Sunday, October 21, 2007

Freedom's Just Another Word

Retirement is very strange. For the first time in my life, I have absolute freedom to choose what I want to do. If I want to sit in the backyard and read trash novels all afternoon, I can. I can do other things I used to have to fight to have time for: exercise at the gym; rehearse music; blog; do genealogical research; shop. And what is the result of all this? You've got it: I can't decide what I want to do...

Oh, I'm not really that unfocused. I have my List of volunteer opportunities, that I thought I might like to do; I'm actually doing one of them (I'm now a special director, and the webmistress, of the Oakland Symphony Chorus). Another of them was to volunteer with a group that teaches financial literacy: I tried them, and they were such disorganized flakes that I decided my choices were not to deal with them at all, or take them over and run them. I opted to walk away. Also, I've accumulated a couple of unpaid "I could work on that" projects.

But none of this feels real yet. I'm trying to learn Joomla, the open source content management system, with the object of becoming a pro bono web designer for non-profits. I've gotten far enough to realize this means I also have to learn JavaScript, PHP, and XML...

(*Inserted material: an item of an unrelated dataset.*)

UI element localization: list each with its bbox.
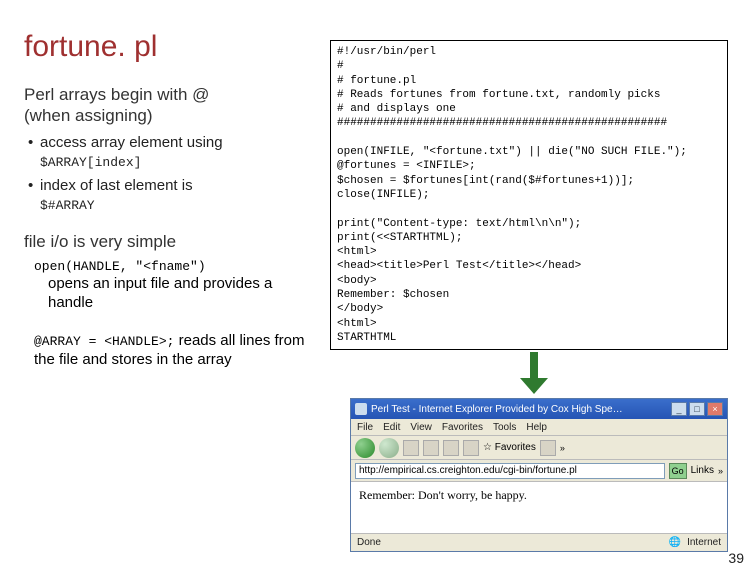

Also, to be honest, one of the things I liked about working was all the people that were around. Yeah, I can do serious technical study by myself in the house; but I don't have anybody to TALK to. I need people to talk to, I'm beginning to realize. So maybe I need to go back to the list and check out something that would put me in a group of people.

I read one "what to do in retirement" article that suggested making no major decisions for at least a year after retiring. Maybe that makes sense. But it's odd how intimidating is the prospect of absolute freedom.


  1. I'm not sure I ever seriously considered the concept of "retirement." In my teens and twenties, I imagined an academic career for myself, as a professor of English. Later, it was to be a writer. As I was swept up into the workaday world, it became all those "other" avocations--things I was going to do whenever I could free myself from the obligations of family and duty (landscape architect, flyfishing equipment craftsperson, photographer). Ultimately, I fell into the rare book trade, a role that seems to have been ideally tailored for me. When I "retired" from the government after 27 years, my book business had already been going for a few years (part-time), and the transition was seamless.

    Now, I believe I will never retire. They'll have to carry me out. Brett Weston started photographing with his father Edward when he was 11, and he kept doing that until he died at age 82--active and fascinated until his last day. How wonderful!

    The other side of the coin is that I don't think I'll ever have enough income to breeze away. Getting and spending--sometimes it sounds quite awful, especially when you're trapped in a dead-end job and most of your mail is just bills--but the active life makes so much more sense.

    What IS retirement, anyway? Not making money? Not having to take orders? Not having a structured life? Being too tired or disabled to get around and accomplish anything? Sounds kind of bleak.

    No, no retirement for me. I'm still in the race and intend to stay there.

  2. Oh, I'm still "in the race" in the sense that I'm still involved and will take on projects if they seem interesting. But for me, "retirement" means I now participate based on interest, and not on the fact that I'm being paid to do what they tell me whether it's interesting or not. Fortunately in the 21 years of my second marriage, we both made enough money that we could sock away a much higher percentage than many people do, and we think we now have enough to live on as long as we may need to. I still worry a little about whether we are right about that.